POOLのちょっとだけウンチク 第5回 Joan Of Arc『The Infinite Blessed Yes』 selected by 飯田瑞規(cinema staff)
今回のアーティストはcinema staffの飯田瑞規さん。飯田さんが持ってきてくれた“とっておきのアナログ”はJoan Of Arcのアルバム『So Much Staying Alive and Lovelessness』の2曲目の「The Infinite Blessed Yes」。
Joan Of Arc?これまた知らないバンドだ。知らないってことは実に楽しい。ちょっとJoan Of Arcについて調べてみよう。Joan Of Arcは1996年シカゴで、エモの伝説“キャップン・ジャズ”を母体とし、ティム&マイクのキンセラ兄弟を中心として始まったユニットだそうだ。

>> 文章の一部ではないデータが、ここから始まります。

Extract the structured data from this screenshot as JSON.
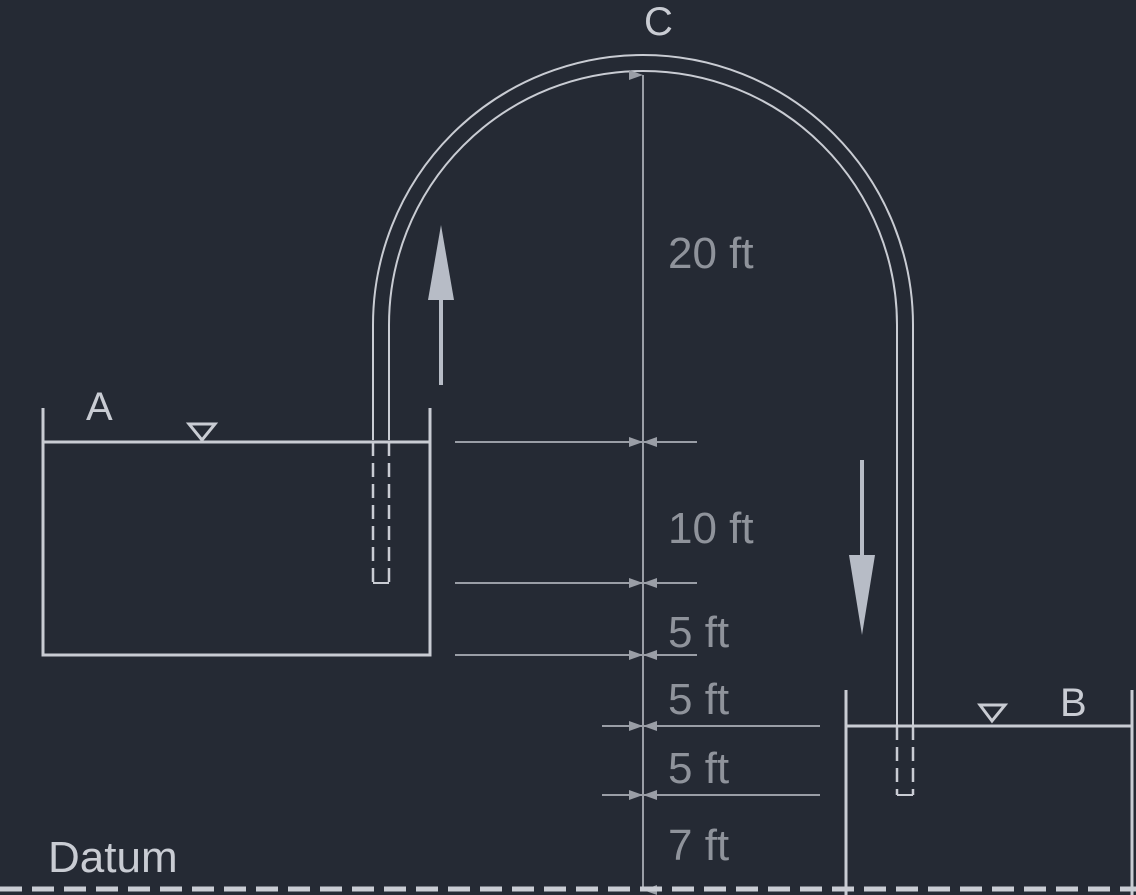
{
  "labels": {
    "point_c": "C",
    "tank_a": "A",
    "tank_b": "B",
    "datum": "Datum"
  },
  "dimensions": {
    "d1": "20 ft",
    "d2": "10 ft",
    "d3": "5 ft",
    "d4": "5 ft",
    "d5": "5 ft",
    "d6": "7 ft"
  },
  "colors": {
    "background": "#252a34",
    "lines": "#c9ccd3",
    "arrows": "#b7bcc6",
    "dimension_text": "#8f939b"
  }
}
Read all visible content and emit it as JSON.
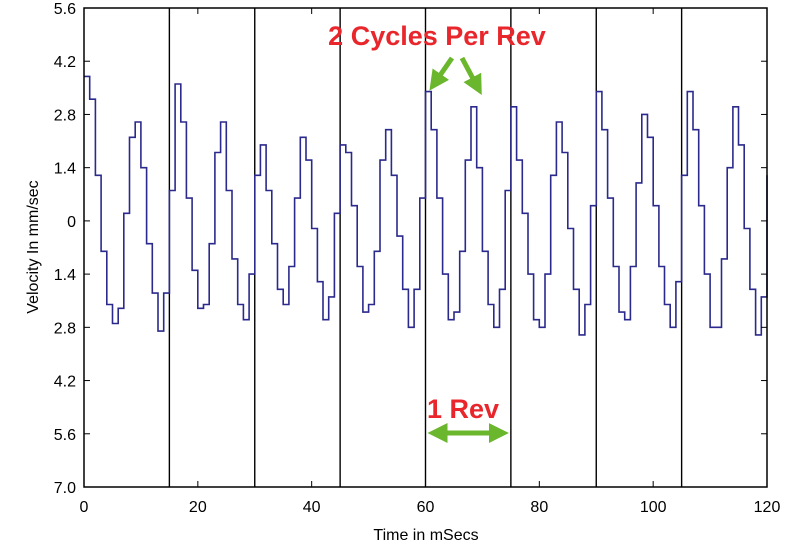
{
  "chart_data": {
    "type": "line",
    "title": "",
    "xlabel": "Time in mSecs",
    "ylabel": "Velocity In mm/sec",
    "xlim": [
      0,
      120
    ],
    "ylim": [
      -7.0,
      5.6
    ],
    "x_ticks": [
      0,
      20,
      40,
      60,
      80,
      100,
      120
    ],
    "y_ticks": [
      {
        "value": 5.6,
        "label": "5.6"
      },
      {
        "value": 4.2,
        "label": "4.2"
      },
      {
        "value": 2.8,
        "label": "2.8"
      },
      {
        "value": 1.4,
        "label": "1.4"
      },
      {
        "value": 0,
        "label": "0"
      },
      {
        "value": -1.4,
        "label": "1.4"
      },
      {
        "value": -2.8,
        "label": "2.8"
      },
      {
        "value": -4.2,
        "label": "4.2"
      },
      {
        "value": -5.6,
        "label": "5.6"
      },
      {
        "value": -7.0,
        "label": "7.0"
      }
    ],
    "revolution_markers_ms": [
      15,
      30,
      45,
      60,
      75,
      90,
      105
    ],
    "grid": false,
    "series": [
      {
        "color": "#2b2a8c",
        "x": [
          0,
          1,
          2,
          3,
          4,
          5,
          6,
          7,
          8,
          9,
          10,
          11,
          12,
          13,
          14,
          15,
          16,
          17,
          18,
          19,
          20,
          21,
          22,
          23,
          24,
          25,
          26,
          27,
          28,
          29,
          30,
          31,
          32,
          33,
          34,
          35,
          36,
          37,
          38,
          39,
          40,
          41,
          42,
          43,
          44,
          45,
          46,
          47,
          48,
          49,
          50,
          51,
          52,
          53,
          54,
          55,
          56,
          57,
          58,
          59,
          60,
          61,
          62,
          63,
          64,
          65,
          66,
          67,
          68,
          69,
          70,
          71,
          72,
          73,
          74,
          75,
          76,
          77,
          78,
          79,
          80,
          81,
          82,
          83,
          84,
          85,
          86,
          87,
          88,
          89,
          90,
          91,
          92,
          93,
          94,
          95,
          96,
          97,
          98,
          99,
          100,
          101,
          102,
          103,
          104,
          105,
          106,
          107,
          108,
          109,
          110,
          111,
          112,
          113,
          114,
          115,
          116,
          117,
          118,
          119,
          120
        ],
        "y": [
          3.8,
          3.2,
          1.2,
          -0.8,
          -2.2,
          -2.7,
          -2.3,
          0.2,
          2.2,
          2.6,
          1.4,
          -0.6,
          -1.9,
          -2.9,
          -1.9,
          0.8,
          3.6,
          2.6,
          0.6,
          -1.3,
          -2.3,
          -2.2,
          -0.6,
          1.8,
          2.6,
          0.8,
          -1.0,
          -2.2,
          -2.6,
          -1.4,
          1.2,
          2.0,
          0.8,
          -0.6,
          -1.8,
          -2.2,
          -1.2,
          0.6,
          2.2,
          1.6,
          -0.2,
          -1.6,
          -2.6,
          -2.0,
          0.2,
          2.0,
          1.8,
          0.4,
          -1.2,
          -2.4,
          -2.2,
          -0.8,
          1.6,
          2.4,
          1.2,
          -0.4,
          -1.8,
          -2.8,
          -1.8,
          0.6,
          3.4,
          2.4,
          0.6,
          -1.4,
          -2.6,
          -2.4,
          -0.8,
          1.6,
          3.0,
          1.4,
          -0.8,
          -2.2,
          -2.8,
          -1.8,
          0.8,
          3.0,
          1.6,
          0.2,
          -1.4,
          -2.6,
          -2.8,
          -1.4,
          1.2,
          2.6,
          1.8,
          -0.2,
          -1.8,
          -3.0,
          -2.2,
          0.4,
          3.4,
          2.4,
          0.6,
          -1.2,
          -2.4,
          -2.6,
          -1.2,
          1.0,
          2.8,
          2.2,
          0.4,
          -1.2,
          -2.2,
          -2.8,
          -1.6,
          1.2,
          3.4,
          2.4,
          0.4,
          -1.4,
          -2.8,
          -2.8,
          -1.0,
          1.4,
          3.0,
          2.0,
          -0.2,
          -1.8,
          -3.0,
          -2.0,
          1.2
        ]
      }
    ],
    "annotations": [
      {
        "text": "2 Cycles Per Rev",
        "color": "#e8262c"
      },
      {
        "text": "1 Rev",
        "color": "#e8262c"
      }
    ],
    "arrow_color": "#6ab62c"
  }
}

「エモ」とはロックの形態の一種で、内向的、心情を吐露するような歌詞と切なく美しい、叙情的であり時に激しい、そんなジャンルのことをいう。90年代半ばから、「グランジ」に対抗するように、この「エモ」というジャンルが流行り始めた。最近よく「エモい」という言葉が使われるが、その語源は音楽ジャンルの「エモ」からきているのだ。
さて、このJoan Of Arcは、飯田さんによると、このユニットを本家として、様々なユニットに枝分かれしている。Owls、アメリカン・フットボール、メイク・ビリーヴ、Owen、ゴースツ&ウオッカ、など。この沼にはまると、USインディーシーンというものを知ることになるらしい。
ヘタウマと言おうか、サウンドのヨレ具合が、うまいのか、下手なのかわからない。しかし、恐らくはスタジオで“せーの”で一発録りしてるように思われる。よく聴くと一人一人のスキルが高いことがわかる。ヨレ感は狙いなのだろう、とにかく心地よくて何度も聴きたくなることは確かだ。
オープン・チューニング
今回興味深かったのは、 cinema staffがJoan Of Arcにならって、ギターのオープン・チューニングを使ってることだ。あらかじめ、ギターをそれぞれの曲で独自のチューニングをしておくことをオープン・チューニングという。
レギュラー・チューニングでは、左手でコードを押さえなければならないが、オープン・チューニングはコードを押さえなくても弾くだけでコードが鳴るようにチューニングしておく。
例えば、オープンGにチューニングしておけば、左手はオープンにしたままで、“ジャーン”と弾くだけでGコードが鳴る。有名なのはストーンズのキース・リチャードのオープンGで、これで『BrownSugar』や『JumpingJackFlash』はじめ多くの名曲が生まれた。
キースがオープン・コードに目覚めたのは、サイケデリック路線を見直し、自分のルーツミュージックであるブルースの研究した1960年代半ば過ぎてからである。キースは自分のブルースのレコード・コレクションを聴き漁り、1930年代から50年代のブルースマンたちのギター研究に没頭した。そして、当時のブルースマンのギター奏法の特徴であったオープン・チューニングに辿り着いた。
しかし、YOUTUBEもない当時は、どうやって弾くのかも、わからず試行錯誤していた。そこへアルバム『レット・イット・ブリード』のために参加するためにライ・クーダーがやってきた。ライ・クーダーはLAのギタリストでオープンチューニングを用いたスライド・ギターの名手である。
スタジオでオープンチューングを目の当たりにして、どうやらキースはオープン・コードを完全に自分のものにしてしまったのだ。もっとも、ライ・クーダーは「キースにオープン・チューニングを盗まれた」と主張しているのだが、、。
ここでわかるのは、かつてブルースマンたちがオープン・チューニングを使っていたという事実である。ブルースと言えば、シカゴだ。シカゴで生まれ育ったJoan Of Arcがオープン・チューニングを使っているのは、自然のことだったのだろう。
それを聴いたシカゴとは縁もゆかりもないcinema staffがオープン・チューニングのギター奏法を使っている。実に深くて興味深い。そして、やはり、知らないことを知るって実に楽しい。